There are occasions where it has been spectacularly good ... Mathematicians hate it because you can’t prove convergence; engineers seem to love it because it often works. -- John Nelder

The Nelder-Mead (NM) method (also called downhill simplex method is a heuristic (search method for minimizing an objective function $f({\bf x}$ given in an N-dimensional space. The key concept of the mehtod is the simplex, an $N$ dimensional polytope that is a convex hull of a set of $N+1$ linearly independent points ${\bf x}_0,\cdots,{\bf x}_N$ . These points are linearly independent in the sense that the $N$ vectors $\{{\bf x}_0,\cdots,{\bf x}_N\}$ are linearliy independent (no three points are colinear):

$\displaystyle S=\left\{\sum_{i=0}^Nc_i{\bf x}_i \;\bigg\vert\;\sum_{i=0}^Nc_i=1, \;\;\;\;c_i\ge 0\right\}$

(21)

Intuitively, a simplex is a volumn in the N-D space enclosed by flat surfaces and spanned by $N+1$

verticies. For example, a simplex is a line sigment spanned by 2 points in 1-D space, a triangle spanned by 3 points in 2-D space, and a tetrahedron spanned by 4 points in 3-D space.

The NM method is an iterative process which transforms an initial simplex iteratively into a different one following a path in the space along which the function values are progressively reduced.

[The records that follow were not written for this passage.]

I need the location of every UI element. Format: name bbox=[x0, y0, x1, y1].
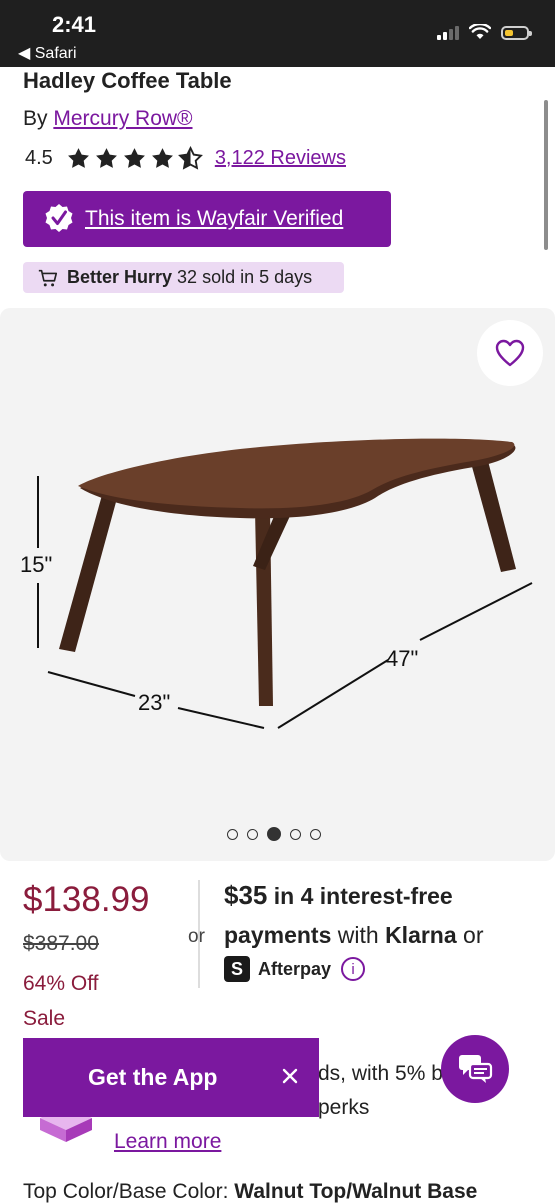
status-bar: 2:41 ◀ Safari bbox=[0, 0, 555, 67]
rating-value: 4.5 bbox=[25, 147, 53, 169]
gallery-dot-active[interactable] bbox=[267, 827, 281, 841]
gallery-dot[interactable] bbox=[310, 828, 321, 840]
learn-more-link[interactable]: Learn more bbox=[114, 1130, 221, 1154]
battery-icon bbox=[501, 26, 532, 40]
star-full-icon bbox=[151, 148, 173, 168]
by-prefix: By bbox=[23, 107, 48, 130]
discount-percent: 64% Off bbox=[23, 972, 99, 995]
close-icon[interactable] bbox=[279, 1065, 301, 1087]
klarna-payments: payments bbox=[224, 922, 332, 948]
star-half-icon bbox=[177, 146, 203, 170]
wayfair-verified-button[interactable]: This item is Wayfair Verified bbox=[23, 191, 391, 247]
gallery-dot[interactable] bbox=[247, 828, 258, 840]
klarna-with: with bbox=[337, 922, 379, 948]
klarna-line-1: $35 in 4 interest-free bbox=[224, 880, 453, 911]
get-the-app-label: Get the App bbox=[88, 1064, 218, 1090]
afterpay-label: Afterpay bbox=[258, 958, 332, 979]
scrollbar[interactable] bbox=[544, 100, 548, 250]
better-hurry-badge: Better Hurry 32 sold in 5 days bbox=[23, 262, 344, 293]
back-to-safari[interactable]: ◀ Safari bbox=[18, 43, 77, 63]
status-icons bbox=[437, 24, 532, 40]
info-icon[interactable]: i bbox=[341, 957, 366, 981]
or-label: or bbox=[188, 926, 205, 947]
brand-link[interactable]: Mercury Row® bbox=[53, 107, 192, 130]
verified-badge-icon bbox=[45, 204, 73, 232]
gallery-dot[interactable] bbox=[290, 828, 301, 840]
hurry-text: 32 sold in 5 days bbox=[177, 267, 313, 287]
verified-label: This item is Wayfair Verified bbox=[85, 207, 344, 230]
afterpay-row: S Afterpay i bbox=[224, 956, 366, 982]
get-the-app-banner[interactable]: Get the App bbox=[23, 1038, 319, 1117]
klarna-or: or bbox=[463, 922, 484, 948]
chat-bubbles-icon bbox=[459, 1055, 493, 1083]
chat-button[interactable] bbox=[441, 1035, 509, 1103]
klarna-line-2: payments with Klarna or bbox=[224, 922, 484, 949]
klarna-brand: Klarna bbox=[385, 922, 457, 948]
product-title: Hadley Coffee Table bbox=[23, 68, 232, 93]
dimension-height-label: 15" bbox=[20, 552, 53, 577]
klarna-terms: in 4 interest-free bbox=[273, 883, 453, 909]
star-full-icon bbox=[123, 148, 145, 168]
status-time: 2:41 bbox=[52, 12, 97, 37]
rating-row: 4.5 3,122 Reviews bbox=[25, 146, 346, 171]
dimension-width-label: 47" bbox=[386, 646, 419, 671]
afterpay-logo-icon: S bbox=[224, 956, 250, 982]
coffee-table-image bbox=[37, 438, 533, 729]
card-promo-line-1: ds, with 5% b bbox=[318, 1062, 443, 1085]
klarna-amount: $35 bbox=[224, 880, 268, 910]
dimension-depth-label: 23" bbox=[138, 690, 171, 715]
sale-label: Sale bbox=[23, 1007, 66, 1030]
star-full-icon bbox=[67, 148, 89, 168]
gallery-dot[interactable] bbox=[227, 828, 238, 840]
original-price: $387.00 bbox=[23, 932, 99, 955]
cellular-signal-icon bbox=[437, 24, 459, 40]
current-price: $138.99 bbox=[23, 880, 150, 919]
gallery-pagination bbox=[227, 827, 321, 841]
byline: By Mercury Row® bbox=[23, 107, 193, 131]
color-option-row[interactable]: Top Color/Base Color: Walnut Top/Walnut … bbox=[23, 1180, 477, 1204]
card-promo-line-2: perks bbox=[318, 1096, 370, 1119]
star-full-icon bbox=[95, 148, 117, 168]
cart-icon bbox=[38, 269, 58, 286]
hurry-bold: Better Hurry bbox=[67, 267, 173, 287]
product-image-gallery[interactable]: 15" 23" 47" bbox=[0, 308, 555, 861]
star-rating bbox=[66, 146, 203, 171]
reviews-link[interactable]: 3,122 Reviews bbox=[215, 147, 346, 170]
wifi-icon bbox=[469, 24, 491, 39]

The initial simplex can be generated based on a single point ${\bf x}_0$ , an initial guess, by adding a constant along each of the $N$ dimensions spanned by the standard basis $\{{\bf e}_1,\cdots,{\bf e}_N\}$ :

$\displaystyle {\bf x}_i={\bf x}_0+c{\bf e}_i$

(22)

In the subsequent iterations, the initial simplex is transformed based on four parameters:

reflection coefficient: $\alpha>0$ , e.g., $\alpha=1$
expansion coefficient: $0<\beta<1$ , e.g., $\beta=1/2$
contraction coefficient: $\gamma>1$ , e.g., $\gamma=2$
shrink coefficient: $0<\delta<1$ , e.g., $\delta=1/2$

Specially here are the steps in each iteration:

Order all vertex points according to their function values:

$\displaystyle f({\bf x}_0)\le f({\bf x}_1)\le\cdots\le f({\bf x}_N)$ (23)

Denote the best point with lowest function value by ${\bf x}_0={\bf x}_l$ , the worst point with the highest function value by ${\bf x}_N={\bf x}_h$ , and the second worst point by ${\bf x}_{N-1}={\bf x}_s$ .
Find the centroid of all points except the worst one ${\bf x}_N={\bf x}_h$ :

$\displaystyle {\bf c}=\frac{1}{N}\sum_{i=1}^N{\bf x}_i$ (24)
Find a new reflection point:

$\displaystyle {\bf x}_r={\bf c}+\alpha({\bf c}-{\bf x}_h)$ (25)

Depending on the function value $f({\bf x}_r)$ , we will do one of the following:
- If $f({\bf x}_s<f({\bf x}_r)<f({\bf x}_l)$ , then replace ${\bf x}_h$ by ${\bf x}_r$ .
- If $f({\bf x}_r)<f({\bf x}_l)$ , get an expansion point
  
  $\displaystyle {\bf x}_e={\bf c}+\gamma({\bf x}_r-{\bf c})$ (26)
  
  Replace ${\bf x}_h$ by the better (with lower function value) of ${\bf x}_r$ and ${\bf x}_e$ . This is called greedy optimization.
- $f({\bf x}_r)>f({\bf x}_s)$ , i.e., ${bf x}_r-{\bf c}$ is a wrong direction, get a contraction point
  
  $\displaystyle {\bf x}_c={\bf c}+\beta({\bf x}_h-{\bf c})$ (27)
  
  If $f({\bf x}_c)<f({\bf x}_h)$ is better than ${\bf x}_h$ , replace ${\bf x}_h$ by ${\bf x}_c$
- Terminate the iteration when the variance of the function values at the vertices of the current simplex is smaller than a tolerance. The best point ${\bf x}_0$ with lowest function value is returned as the solution.